'Fantastic' snowstorm needed to wrap up film

Artist, photographer and now documentary-maker Grahame Sydney films on the Rock and Pillar range...
Artist, photographer and now documentary-maker Grahame Sydney films on the Rock and Pillar range for a documentary on gold miners he has been working on since 2005. Photo by Stephen Jaquiery.
The risk of contracting hypothermia during Central Otago's winter has not deterred artist-turned-film maker Grahame Sydney from his latest goal.

The Cambrian Valley resident is waiting for one last "fantastic" snowstorm to hit the Lammermoor Range, where the subject of his feature-length documentary lies.

El Dorado: The Old Dunstan Track is a story of Old Dunstan Rd and the people who first traversed its uncompromising environment more than 100 years ago.

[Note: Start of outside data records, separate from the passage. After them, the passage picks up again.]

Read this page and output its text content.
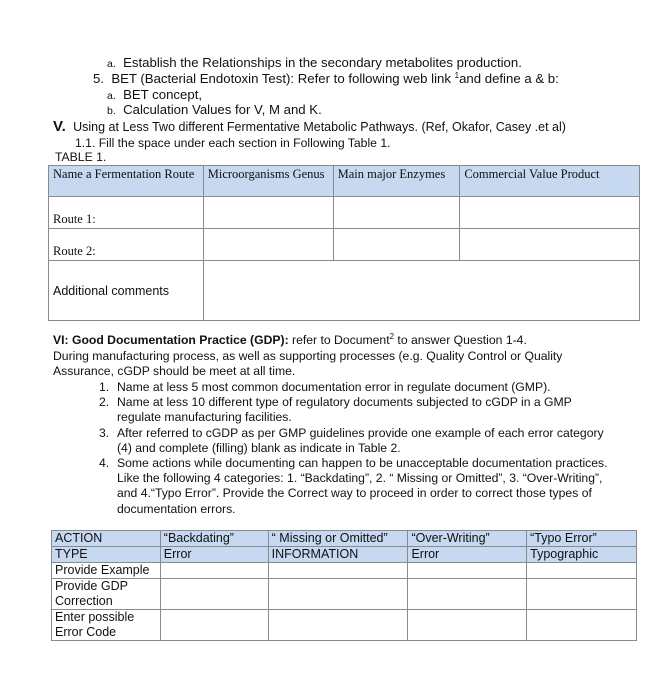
a. Establish the Relationships in the secondary metabolites production.
5. BET (Bacterial Endotoxin Test): Refer to following web link $^1$and define a & b:
a. BET concept,
b. Calculation Values for V, M and K.
V. Using at Less Two different Fermentative Metabolic Pathways. (Ref, Okafor, Casey .et al)
1.1. Fill the space under each section in Following Table 1.
TABLE 1.
Name a Fermentation Route	Microorganisms Genus	Main major Enzymes	Commercial Value Product
Route 1:			
Route 2:			
Additional comments			
VI: Good Documentation Practice (GDP): refer to Document$^2$ to answer Question 1-4.
During manufacturing process, as well as supporting processes (e.g. Quality Control or Quality
Assurance, cGDP should be meet at all time.
1. Name at less 5 most common documentation error in regulate document (GMP).
2. Name at less 10 different type of regulatory documents subjected to cGDP in a GMP
regulate manufacturing facilities.
3. After referred to cGDP as per GMP guidelines provide one example of each error category
(4) and complete (filling) blank as indicate in Table 2.
4. Some actions while documenting can happen to be unacceptable documentation practices.
Like the following 4 categories: 1. “Backdating”, 2. “ Missing or Omitted”, 3. “Over-Writing”,
and 4.“Typo Error”. Provide the Correct way to proceed in order to correct those types of
documentation errors.
ACTION	“Backdating”	“ Missing or Omitted”	“Over-Writing”	“Typo Error”
TYPE	Error	INFORMATION	Error	Typographic
Provide Example				
Provide GDP Correction				
Enter possible Error Code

"In the 1860s, when early gold miners walked the track, they were wet, cold, and starving to death most of the time.

"They made very little money and just wanted to get home . . . it was nothing like the romantic notion people often have," he said.

The documentary is his three-year labour of love, passion and fascination for the road's secret-laden history, the details of which will be narrated on film by eight different voices.

Sydney is using material from a diary written by an early gold miner, who updated it every Sunday, and portrays the era's hardship.

"I've always loved the gold history of Otago. It's fantastically interesting. We will be quoting personal first-hand narratives quite extensively."

Sydney started the documentary in 2005 and has spent upwards of 50 days on top of the Lammermoor Range and over the Old Dunstan Rd gathering footage from all seasons.

"The gold rush that precipitated this started in August and it was in the middle of winter when they [gold miners] had to walk into something they didn't know anything about.

"Nature provided nothing - no food, no trees to burn wood," he said.

He learnt exactly how harsh it can be when he was caught in a snowstorm while filming, and suffered mild hypothermia.

"I was quite worried for a while . . . it was a good taste of what must have happened constantly," he said.

Sydney wrote the film script and is aiming for a "typically Sydney" quality in the work.

"I want the documentary to look like what only I can do, if there's such a thing. It is a landscape too few New Zealanders know about and I want to shock them with the surreal beauty of it on screen."

After filming is finished, in the next two months, it will be edited in Melbourne, where Sydney's musician daughter will produce the film's score.

"We hope it will be complete in summer or autumn, and will probably cut it into two or three lengths so it can be used for television," he said.

To complement the documentary, Sydney is also working on a book, for which he is gathering photographs from archives throughout New Zealand.

El Dorado is the first of many films he hopes to make.